Editions Globe – mai 2019

J’ai aimé ce livre, un peu, beaucoup…1 2 3 4 5

Une autre lecture chez… Sylire

Lectures 2019

Marée haute, Quentin Desauw

J’attaque ma PAL urgente, délaissée ces derniers temps, et pleine des acquisitions de ce début d’année… Il était donc temps de sortir ce premier roman de Quentin Desauw, choisi essentiellement pour son thème maritime. Nous faisons connaissance avec Manu, jeune marin du Nord de la France (Dunkerque), qui a eu une enfance difficile, a connu une famille d’accueil et se retrouve aujourd’hui embarqué dans un trafic de réfugiés qu’il aide à faire passer en Angleterre. Pourtant, Manu a la vie de tous les jeunes de son âge, et même si il travaille dur sur le chalutier qui l’emploie, il trouve l’énergie de jouer au foot et de rêver encore à une sélection. Alors, comment expliquer cette propension qui semble lui coller aux semelles de faire les mauvais choix ? Sans doute son enfance, qui revient le hanter tous les jours, l’absence inexplicable de son frère Julien, l’attitude de sa mère biologique, le souvenir de sa maman de cœur trop tôt disparue. Manu pourra compter sur la bienveillance de son chef quand les événements vont commencer à mal tourner, une manière de comprendre que les relations familiales peuvent être différentes, et que surtout le bonheur est parfois dans la fuite et le renouveau… J’ai beaucoup pensé à ma lecture récente de Rade amère en lisant ce roman. On y retrouve la même ambiance à la fois maritime, dure et désenchantée. Et les mêmes mauvais choix.
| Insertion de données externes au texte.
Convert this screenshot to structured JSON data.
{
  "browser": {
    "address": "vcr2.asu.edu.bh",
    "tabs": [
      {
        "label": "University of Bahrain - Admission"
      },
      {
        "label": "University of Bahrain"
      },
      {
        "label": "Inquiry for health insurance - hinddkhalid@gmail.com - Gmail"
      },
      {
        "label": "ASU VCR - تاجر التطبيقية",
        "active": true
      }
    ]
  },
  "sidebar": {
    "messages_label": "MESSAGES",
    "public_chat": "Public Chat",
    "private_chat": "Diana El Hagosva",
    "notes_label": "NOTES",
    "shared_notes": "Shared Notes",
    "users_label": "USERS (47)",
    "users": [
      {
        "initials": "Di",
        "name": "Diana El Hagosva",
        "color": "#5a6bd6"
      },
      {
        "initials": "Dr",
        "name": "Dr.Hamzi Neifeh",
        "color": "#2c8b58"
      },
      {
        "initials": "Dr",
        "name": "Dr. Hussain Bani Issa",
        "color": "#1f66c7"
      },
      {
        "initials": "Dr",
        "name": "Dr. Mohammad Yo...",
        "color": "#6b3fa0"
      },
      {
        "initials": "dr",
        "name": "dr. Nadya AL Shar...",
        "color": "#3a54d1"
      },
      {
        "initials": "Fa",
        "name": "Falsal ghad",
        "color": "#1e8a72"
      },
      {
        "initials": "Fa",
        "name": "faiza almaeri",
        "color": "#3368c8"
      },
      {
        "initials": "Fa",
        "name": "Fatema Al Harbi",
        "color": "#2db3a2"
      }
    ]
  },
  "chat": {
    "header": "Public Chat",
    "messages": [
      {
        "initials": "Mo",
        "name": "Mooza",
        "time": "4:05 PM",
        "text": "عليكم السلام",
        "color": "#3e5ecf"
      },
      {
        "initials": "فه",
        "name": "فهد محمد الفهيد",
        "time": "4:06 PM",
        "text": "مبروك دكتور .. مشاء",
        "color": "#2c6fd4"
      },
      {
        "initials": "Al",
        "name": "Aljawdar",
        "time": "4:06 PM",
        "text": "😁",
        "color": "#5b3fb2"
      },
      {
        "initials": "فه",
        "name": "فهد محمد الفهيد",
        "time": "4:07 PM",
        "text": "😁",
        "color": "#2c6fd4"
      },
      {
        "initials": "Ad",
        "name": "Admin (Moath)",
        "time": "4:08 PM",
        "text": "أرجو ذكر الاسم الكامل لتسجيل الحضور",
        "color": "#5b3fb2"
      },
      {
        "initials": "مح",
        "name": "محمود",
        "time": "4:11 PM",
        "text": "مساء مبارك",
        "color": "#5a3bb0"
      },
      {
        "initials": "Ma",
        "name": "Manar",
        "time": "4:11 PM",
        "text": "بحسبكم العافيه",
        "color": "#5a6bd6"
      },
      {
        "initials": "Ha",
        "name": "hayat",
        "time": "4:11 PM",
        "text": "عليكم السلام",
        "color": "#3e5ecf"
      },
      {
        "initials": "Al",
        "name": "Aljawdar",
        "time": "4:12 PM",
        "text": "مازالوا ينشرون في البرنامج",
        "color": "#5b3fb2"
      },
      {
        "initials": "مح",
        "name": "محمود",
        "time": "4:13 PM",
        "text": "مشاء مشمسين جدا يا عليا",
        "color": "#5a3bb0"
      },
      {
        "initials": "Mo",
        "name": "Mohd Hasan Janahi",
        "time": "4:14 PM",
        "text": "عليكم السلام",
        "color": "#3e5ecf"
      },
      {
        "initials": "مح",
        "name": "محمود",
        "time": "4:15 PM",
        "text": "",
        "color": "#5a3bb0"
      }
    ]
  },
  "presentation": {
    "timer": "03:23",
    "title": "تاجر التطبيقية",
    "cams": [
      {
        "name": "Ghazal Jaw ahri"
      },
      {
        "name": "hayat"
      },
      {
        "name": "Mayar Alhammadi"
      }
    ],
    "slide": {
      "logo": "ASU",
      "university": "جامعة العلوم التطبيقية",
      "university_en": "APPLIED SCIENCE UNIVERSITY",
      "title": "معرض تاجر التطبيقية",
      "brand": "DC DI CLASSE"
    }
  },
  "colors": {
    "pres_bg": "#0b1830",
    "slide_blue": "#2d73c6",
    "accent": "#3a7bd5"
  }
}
J’ai apprécié ma lecture mais j’ai regretté que la narration soit parfois un peu nébuleuse. Nous vivons en effet l’histoire du point de vue de Manu, via son regard, souvent extérieur et quelque peu hébété (fumette oblige). Toutes les explications ne sont donc pas données. J’aurais aimé comprendre pourquoi par exemple Manu suit aveuglément les ordres des « cousins » qui organisent les trafics, et qui ils sont réellement pour lui. J’aurais aimé en savoir plus aussi sur la disparition de son frère Julien, disparition qui le hante constamment, sur sa mère de coeur dont il a été très proche dans les derniers jours. Les personnages secondaires m’ont semblé parfois trop esquissés, à l’instar de Caroline, amante conciliante qui finit par regarder notre anti-héros avec un regard désabusé, et par le quitter. Un roman qui n’a donc pas totalement rempli son objectif avec moi mais qui a un charme certain et promet beaucoup sur l’avenir de cet écrivain. On ne peut en effet dénier un beau talent d’écriture à Quentin Desauw et surtout un regard plein de promesses.